Figure S2 Cell cycle progression arrest by DTL depletion in nocodazole block and release. Notes: Sk-Hep-1 cells were transfected with scrambled siRNA (50 nM, si-NTC) or an siRNA oligonucleotide pool against DTL (50 nM, si-DTL) for 96 h. The cell cycle of Sk-Hep-1 cells was synchronized using nocodazole medium and these cells were released into standard cell culture medium for the indicated times. (A) The cell cycle proportions were measured by imaging flow cytometry; DNA contents are indicated by arrowheads (G1 and G2/M). (B) Quantitated values of the cell cycle phase at each time point in the line chart.
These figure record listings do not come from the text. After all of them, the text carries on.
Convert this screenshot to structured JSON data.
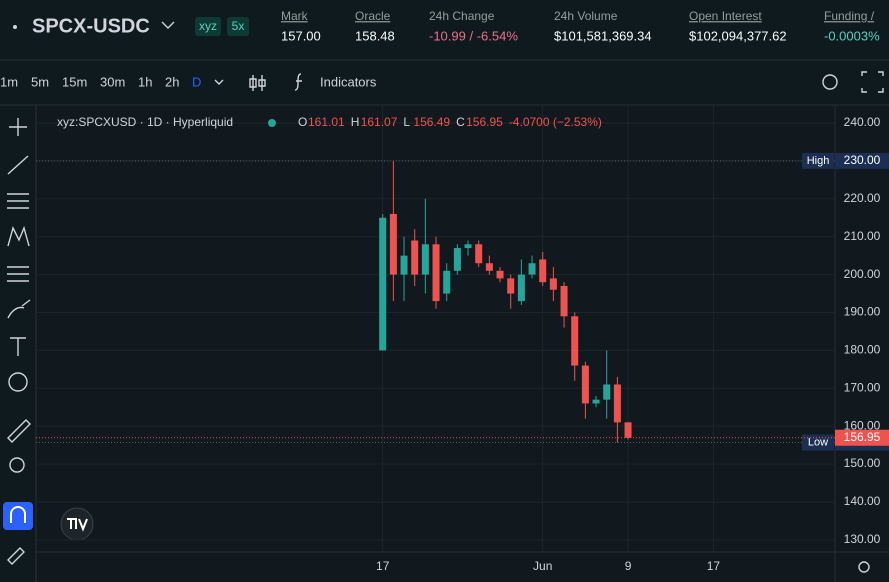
{
  "header": {
    "pair": "SPCX-USDC",
    "badges": [
      "xyz",
      "5x"
    ],
    "stats": [
      {
        "label": "Mark",
        "value": "157.00"
      },
      {
        "label": "Oracle",
        "value": "158.48"
      },
      {
        "label": "24h Change",
        "value": "-10.99 / -6.54%"
      },
      {
        "label": "24h Volume",
        "value": "$101,581,369.34"
      },
      {
        "label": "Open Interest",
        "value": "$102,094,377.62"
      },
      {
        "label": "Funding /",
        "value": "-0.0003%"
      }
    ]
  },
  "toolbar": {
    "intervals": [
      "1m",
      "5m",
      "15m",
      "30m",
      "1h",
      "2h",
      "D"
    ],
    "indicators": "Indicators"
  },
  "chart_data": {
    "type": "candlestick",
    "legend": {
      "symbol": "xyz:SPCXUSD · 1D · Hyperliquid",
      "fields": [
        "O",
        "H",
        "L",
        "C"
      ],
      "change": "-4.0700 (−2.53%)"
    },
    "x": [
      0,
      1,
      2,
      3,
      4,
      5,
      6,
      7,
      8,
      9,
      10,
      11,
      12,
      13,
      14,
      15,
      16,
      17,
      18,
      19,
      20,
      21,
      22,
      23
    ],
    "open": [
      180,
      216,
      200,
      209,
      200,
      208,
      195,
      201,
      207,
      208,
      203,
      201,
      199,
      193,
      200,
      204,
      199,
      197,
      189,
      176,
      166,
      167,
      171,
      161.01
    ],
    "high": [
      216,
      230,
      210,
      212,
      220,
      210,
      203,
      208,
      209,
      209,
      205,
      202,
      200,
      204,
      205,
      206,
      202,
      198,
      190,
      177,
      168,
      180,
      173,
      161.07
    ],
    "low": [
      180,
      193,
      193,
      197,
      195,
      191,
      193,
      200,
      205,
      202,
      200,
      198,
      191,
      192,
      199,
      197,
      193,
      186,
      172,
      162,
      165,
      162,
      155.68,
      156.49
    ],
    "close": [
      215,
      200,
      205,
      200,
      208,
      193,
      201,
      207,
      208,
      203,
      201,
      199,
      195,
      200,
      203,
      198,
      196,
      189,
      176,
      166,
      167,
      171,
      161,
      156.95
    ],
    "up_color": "#26a69a",
    "down_color": "#ef5350",
    "xlim": [
      -32.5,
      42.4
    ],
    "xticks": [
      {
        "value": 0,
        "label": "17"
      },
      {
        "value": 15,
        "label": "Jun"
      },
      {
        "value": 23,
        "label": "9"
      },
      {
        "value": 31,
        "label": "17"
      }
    ],
    "ylim": [
      126.8,
      244.75
    ],
    "yticks": [
      {
        "value": 130,
        "label": "130.00"
      },
      {
        "value": 140,
        "label": "140.00"
      },
      {
        "value": 150,
        "label": "150.00"
      },
      {
        "value": 160,
        "label": "160.00"
      },
      {
        "value": 170,
        "label": "170.00"
      },
      {
        "value": 180,
        "label": "180.00"
      },
      {
        "value": 190,
        "label": "190.00"
      },
      {
        "value": 200,
        "label": "200.00"
      },
      {
        "value": 210,
        "label": "210.00"
      },
      {
        "value": 220,
        "label": "220.00"
      },
      {
        "value": 230,
        "label": "230.00"
      },
      {
        "value": 240,
        "label": "240.00"
      }
    ],
    "grid": true,
    "price_lines": [
      {
        "name": "High",
        "value": 230,
        "label": "230.00"
      },
      {
        "name": "Low",
        "value": 155.68
      },
      {
        "value": 156.95
      }
    ]
  }
}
Figure S3 DTL depletion did not influence the cell cycle proportions in 72T and 90T primary HCC cells. Notes: (A) 72T and (B) 90T cells were transfected with scrambled siRNA (50 nM, si-NTC) or an siRNA oligonucleotide pool against DTL (50 nM, si-DTL) for 96 h; then, the cells were harvested. The knockdown cells were fixed and stained with DAPI to examine the proportions of cells in phases of the cell cycle using an imaging flow cytometry assay. The data were analyzed and quantitated using the Nucleoview NC-3000 software. Abbreviations: siRNA, small interfering RNA; DAPI, 4′,6-diamidino-2-phenylindole; HCC, hepatocellular carcinoma.